The circle of life. Once a big tuna got unlucky and found himself in a net. Then made his way through “civilization”,  into a can. Ended up in a store and eventually got used for my salad. Found the leftovers of himself to be surrounded by slices of cucumber, tomato, lettuce, and lots of salad dressing. By accident I drop a piece of him on the floor.

Almost immediately the ants become aware, team up, and move the tuna considerably quick. I notice, because some of their scouts are exploring my foot as well. I start calculating how fast they are. A meter in five minutes would make twelve meters in an hour. If they continue working this hard.

Then something happens- it puzzles me. The ants turn around. Take the tuna back in the exact same direction as where they were just carrying it away from. I wonder about their motive. Lack of strategy? Being inefficient?  Or is there a practical reason?

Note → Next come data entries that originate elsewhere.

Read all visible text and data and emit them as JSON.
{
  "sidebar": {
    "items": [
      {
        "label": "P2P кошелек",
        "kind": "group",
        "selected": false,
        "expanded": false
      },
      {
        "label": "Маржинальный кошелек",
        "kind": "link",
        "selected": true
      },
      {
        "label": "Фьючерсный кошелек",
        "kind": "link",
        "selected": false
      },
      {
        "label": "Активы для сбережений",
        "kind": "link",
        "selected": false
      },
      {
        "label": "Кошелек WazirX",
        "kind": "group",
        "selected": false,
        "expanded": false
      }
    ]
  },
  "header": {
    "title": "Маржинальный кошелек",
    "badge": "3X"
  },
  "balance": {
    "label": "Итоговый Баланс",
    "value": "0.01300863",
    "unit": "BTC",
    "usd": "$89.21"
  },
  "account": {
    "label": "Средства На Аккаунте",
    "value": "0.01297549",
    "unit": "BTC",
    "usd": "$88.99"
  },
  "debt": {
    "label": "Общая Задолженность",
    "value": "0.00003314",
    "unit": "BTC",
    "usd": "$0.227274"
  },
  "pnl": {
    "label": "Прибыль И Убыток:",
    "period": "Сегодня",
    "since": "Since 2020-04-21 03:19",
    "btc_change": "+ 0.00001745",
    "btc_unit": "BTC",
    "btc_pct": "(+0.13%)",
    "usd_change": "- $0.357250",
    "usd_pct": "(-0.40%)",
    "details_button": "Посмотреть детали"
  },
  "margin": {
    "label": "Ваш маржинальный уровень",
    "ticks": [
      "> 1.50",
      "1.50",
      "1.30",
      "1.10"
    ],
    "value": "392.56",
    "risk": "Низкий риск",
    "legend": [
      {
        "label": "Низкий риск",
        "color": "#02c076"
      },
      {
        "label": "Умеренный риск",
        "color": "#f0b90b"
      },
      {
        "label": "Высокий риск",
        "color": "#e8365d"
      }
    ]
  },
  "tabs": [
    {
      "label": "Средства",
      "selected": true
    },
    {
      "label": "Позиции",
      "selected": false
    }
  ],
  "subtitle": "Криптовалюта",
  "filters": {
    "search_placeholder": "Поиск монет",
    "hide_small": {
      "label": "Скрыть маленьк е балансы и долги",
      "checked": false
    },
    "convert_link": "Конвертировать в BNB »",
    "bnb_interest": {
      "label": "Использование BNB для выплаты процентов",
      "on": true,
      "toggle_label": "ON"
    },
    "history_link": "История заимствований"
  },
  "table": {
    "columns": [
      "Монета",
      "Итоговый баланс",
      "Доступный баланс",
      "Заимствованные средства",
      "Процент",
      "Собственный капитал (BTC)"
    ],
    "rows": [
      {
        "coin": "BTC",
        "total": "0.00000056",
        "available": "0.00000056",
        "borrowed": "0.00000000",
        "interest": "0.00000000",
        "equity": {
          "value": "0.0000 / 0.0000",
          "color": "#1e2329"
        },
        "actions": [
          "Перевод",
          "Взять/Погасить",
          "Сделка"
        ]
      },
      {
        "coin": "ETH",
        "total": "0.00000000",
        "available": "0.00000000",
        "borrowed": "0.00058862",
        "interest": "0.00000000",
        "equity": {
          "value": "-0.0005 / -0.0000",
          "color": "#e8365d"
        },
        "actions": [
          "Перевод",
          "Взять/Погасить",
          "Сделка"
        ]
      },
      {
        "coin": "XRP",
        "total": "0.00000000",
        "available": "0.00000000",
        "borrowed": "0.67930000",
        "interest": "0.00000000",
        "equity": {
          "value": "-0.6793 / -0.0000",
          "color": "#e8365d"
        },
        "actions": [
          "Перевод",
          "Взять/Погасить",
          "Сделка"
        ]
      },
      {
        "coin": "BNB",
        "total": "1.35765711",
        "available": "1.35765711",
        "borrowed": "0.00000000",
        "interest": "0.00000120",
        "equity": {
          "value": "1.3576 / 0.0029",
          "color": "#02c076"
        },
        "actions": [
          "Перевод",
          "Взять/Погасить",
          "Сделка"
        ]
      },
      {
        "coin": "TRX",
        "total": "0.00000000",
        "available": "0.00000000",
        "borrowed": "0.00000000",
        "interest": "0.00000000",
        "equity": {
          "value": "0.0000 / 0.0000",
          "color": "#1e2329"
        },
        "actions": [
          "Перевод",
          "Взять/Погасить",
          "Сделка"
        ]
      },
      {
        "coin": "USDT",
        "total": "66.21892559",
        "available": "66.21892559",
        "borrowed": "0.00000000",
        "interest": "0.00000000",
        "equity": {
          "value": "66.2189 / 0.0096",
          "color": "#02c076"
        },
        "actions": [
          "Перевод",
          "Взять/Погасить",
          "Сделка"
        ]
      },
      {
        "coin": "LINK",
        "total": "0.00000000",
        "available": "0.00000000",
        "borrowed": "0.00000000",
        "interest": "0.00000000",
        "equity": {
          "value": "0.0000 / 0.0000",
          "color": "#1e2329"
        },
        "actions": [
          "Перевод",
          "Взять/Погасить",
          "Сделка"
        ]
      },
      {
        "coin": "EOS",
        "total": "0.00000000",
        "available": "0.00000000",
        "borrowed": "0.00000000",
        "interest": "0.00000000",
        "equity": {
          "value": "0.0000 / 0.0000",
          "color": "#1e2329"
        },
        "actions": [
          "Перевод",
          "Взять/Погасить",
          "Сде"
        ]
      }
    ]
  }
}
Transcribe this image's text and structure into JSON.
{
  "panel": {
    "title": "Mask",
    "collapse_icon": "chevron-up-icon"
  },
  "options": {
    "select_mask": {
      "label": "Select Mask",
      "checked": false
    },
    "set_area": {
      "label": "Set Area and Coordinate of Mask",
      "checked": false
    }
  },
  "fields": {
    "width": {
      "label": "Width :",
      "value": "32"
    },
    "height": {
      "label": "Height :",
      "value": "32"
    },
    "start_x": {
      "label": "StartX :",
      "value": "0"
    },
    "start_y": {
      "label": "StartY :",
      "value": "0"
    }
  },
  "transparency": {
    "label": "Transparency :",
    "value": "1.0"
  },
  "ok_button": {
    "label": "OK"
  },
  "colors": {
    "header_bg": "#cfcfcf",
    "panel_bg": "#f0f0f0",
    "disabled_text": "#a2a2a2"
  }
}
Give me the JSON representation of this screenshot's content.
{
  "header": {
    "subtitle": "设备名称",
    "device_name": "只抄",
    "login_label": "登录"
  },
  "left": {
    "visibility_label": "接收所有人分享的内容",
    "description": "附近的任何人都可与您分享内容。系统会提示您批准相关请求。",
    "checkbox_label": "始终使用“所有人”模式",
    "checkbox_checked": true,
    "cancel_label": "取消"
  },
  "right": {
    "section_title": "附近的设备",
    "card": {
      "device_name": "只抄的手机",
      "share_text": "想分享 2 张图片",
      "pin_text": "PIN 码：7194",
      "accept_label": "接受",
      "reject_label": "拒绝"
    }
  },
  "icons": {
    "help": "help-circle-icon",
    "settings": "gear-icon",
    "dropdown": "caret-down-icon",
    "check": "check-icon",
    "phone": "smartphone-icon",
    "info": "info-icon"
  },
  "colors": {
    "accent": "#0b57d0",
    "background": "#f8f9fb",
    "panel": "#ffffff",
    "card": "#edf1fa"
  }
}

A small hairy dog walks around the restaurant too. A couple of meters away from me, the tuna, and the ants. I wonder what will happen if she smells the tuna. Would she decide to eat it, including the ants?  Or is she still  satisfied from her kitchen leftovers earlier?

I get distracted for a moment. A couple walks in and asks if they can storage luggage.

Again I look down in search of the ants and their transportation project. They have disappeared. The dog has disappeared as well. I wonder what has happened, if something has happened. It is a curious world we live in.